If we require to remove the columns we use the drop function.

In [None]:
df.drop(['Total calls'],axis=1,inplace=True)
df.head()

If we are to remove rows we use..

In [None]:
df.drop([1,2]).head()

Give a detailed contingency table between Churn and International plan along with a plot.

In [None]:
pd.crosstab(df['Churn'],df['International plan'],margins=True)

In [None]:
import matplotlib.pyplot as plt
import seaborn as sns
# Graphics in retina format are more sharp and legible
%config InlineBackend.figure_format = 'retina'

In [None]:
sns.countplot(x='International plan', hue='Churn', data=df)

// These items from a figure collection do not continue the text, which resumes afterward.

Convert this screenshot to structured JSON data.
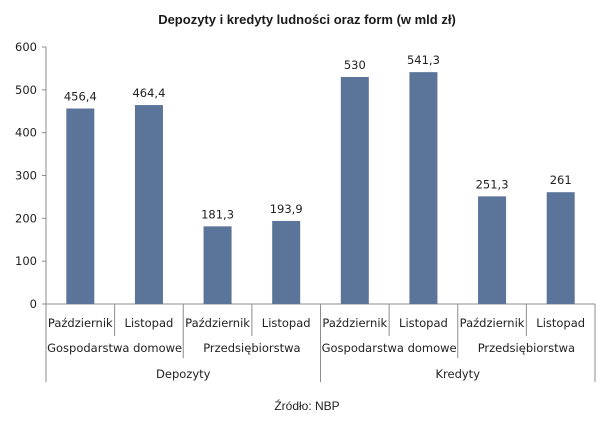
{
  "chart_data": {
    "type": "bar",
    "title": "Depozyty i kredyty ludności oraz form (w mld zł)",
    "categories": [
      "Październik",
      "Listopad",
      "Październik",
      "Listopad",
      "Październik",
      "Listopad",
      "Październik",
      "Listopad"
    ],
    "groups_level2": [
      "Gospodarstwa domowe",
      "Przedsiębiorstwa",
      "Gospodarstwa domowe",
      "Przedsiębiorstwa"
    ],
    "groups_level1": [
      "Depozyty",
      "Kredyty"
    ],
    "values": [
      456.4,
      464.4,
      181.3,
      193.9,
      530,
      541.3,
      251.3,
      261
    ],
    "value_labels": [
      "456,4",
      "464,4",
      "181,3",
      "193,9",
      "530",
      "541,3",
      "251,3",
      "261"
    ],
    "yticks": [
      "0",
      "100",
      "200",
      "300",
      "400",
      "500",
      "600"
    ],
    "ylim": [
      0,
      600
    ],
    "bar_color": "#5b7499",
    "grid": false,
    "legend": "none",
    "source": "Źródło: NBP"
  }
}
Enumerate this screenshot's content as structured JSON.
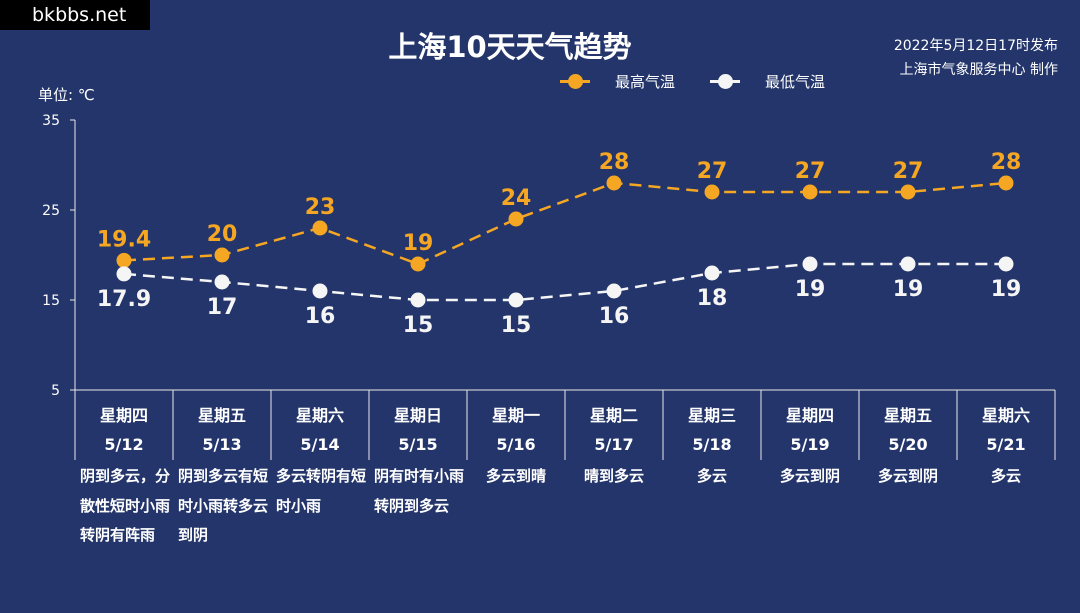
{
  "watermark": "bkbbs.net",
  "title": "上海10天天气趋势",
  "issuer": {
    "line1": "2022年5月12日17时发布",
    "line2": "上海市气象服务中心 制作"
  },
  "unit_label": "单位: ℃",
  "colors": {
    "background": "#23356a",
    "high": "#f5a623",
    "low": "#f5f5f5",
    "axis": "#e8e8e8"
  },
  "chart_data": {
    "type": "line",
    "title": "上海10天天气趋势",
    "ylabel": "单位: ℃",
    "ylim": [
      5,
      35
    ],
    "yticks": [
      5,
      15,
      25,
      35
    ],
    "legend_position": "top-center",
    "grid": false,
    "categories": [
      {
        "weekday": "星期四",
        "date": "5/12",
        "weather": "阴到多云，分散性短时小雨转阴有阵雨"
      },
      {
        "weekday": "星期五",
        "date": "5/13",
        "weather": "阴到多云有短时小雨转多云到阴"
      },
      {
        "weekday": "星期六",
        "date": "5/14",
        "weather": "多云转阴有短时小雨"
      },
      {
        "weekday": "星期日",
        "date": "5/15",
        "weather": "阴有时有小雨转阴到多云"
      },
      {
        "weekday": "星期一",
        "date": "5/16",
        "weather": "多云到晴"
      },
      {
        "weekday": "星期二",
        "date": "5/17",
        "weather": "晴到多云"
      },
      {
        "weekday": "星期三",
        "date": "5/18",
        "weather": "多云"
      },
      {
        "weekday": "星期四",
        "date": "5/19",
        "weather": "多云到阴"
      },
      {
        "weekday": "星期五",
        "date": "5/20",
        "weather": "多云到阴"
      },
      {
        "weekday": "星期六",
        "date": "5/21",
        "weather": "多云"
      }
    ],
    "series": [
      {
        "name": "最高气温",
        "color": "#f5a623",
        "values": [
          19.4,
          20,
          23,
          19,
          24,
          28,
          27,
          27,
          27,
          28
        ],
        "labels": [
          "19.4",
          "20",
          "23",
          "19",
          "24",
          "28",
          "27",
          "27",
          "27",
          "28"
        ]
      },
      {
        "name": "最低气温",
        "color": "#f5f5f5",
        "values": [
          17.9,
          17,
          16,
          15,
          15,
          16,
          18,
          19,
          19,
          19
        ],
        "labels": [
          "17.9",
          "17",
          "16",
          "15",
          "15",
          "16",
          "18",
          "19",
          "19",
          "19"
        ]
      }
    ]
  }
}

From the above results , we can determine that poorly maintained and inexpensive International plans has lead to more churn rate.

Give a detailed contingency table between Churn and Customer service calls along with a plot.

In [None]:
pd.crosstab(df['Churn'],df['Customer service calls'],margins=True)

In [None]:
sns.countplot(x='Customer service calls', hue='Churn', data=df)

We can clearly determine that as soon as the the service calls go beyond 4 , churn rate increases substanially.

Based on the above observation ,create a new feature and observe the relationship with churn.

In [None]:
df['many_calls']=(df['Customer service calls']>3).astype('int')
pd.crosstab(df['Churn'],df['many_calls'],margins=True)

In [None]:
sns.countplot(x='many_calls', hue='Churn', data=df);

In [None]:
pd.crosstab(df['many_calls'] & df['International plan'] , df['Churn'])

Therefore, predicting that a customer is not loyal (Churn=1) in the case when the number of calls to the service center is greater than 3 and the International Plan is added (and predicting Churn=0 otherwise), we might expect an accuracy of 85.8% (we are mistaken only 464 + 9 times). This number, 85.8%, that we got through this very simple reasoning serves as a good starting point (baseline) for the further machine learning models that we will build.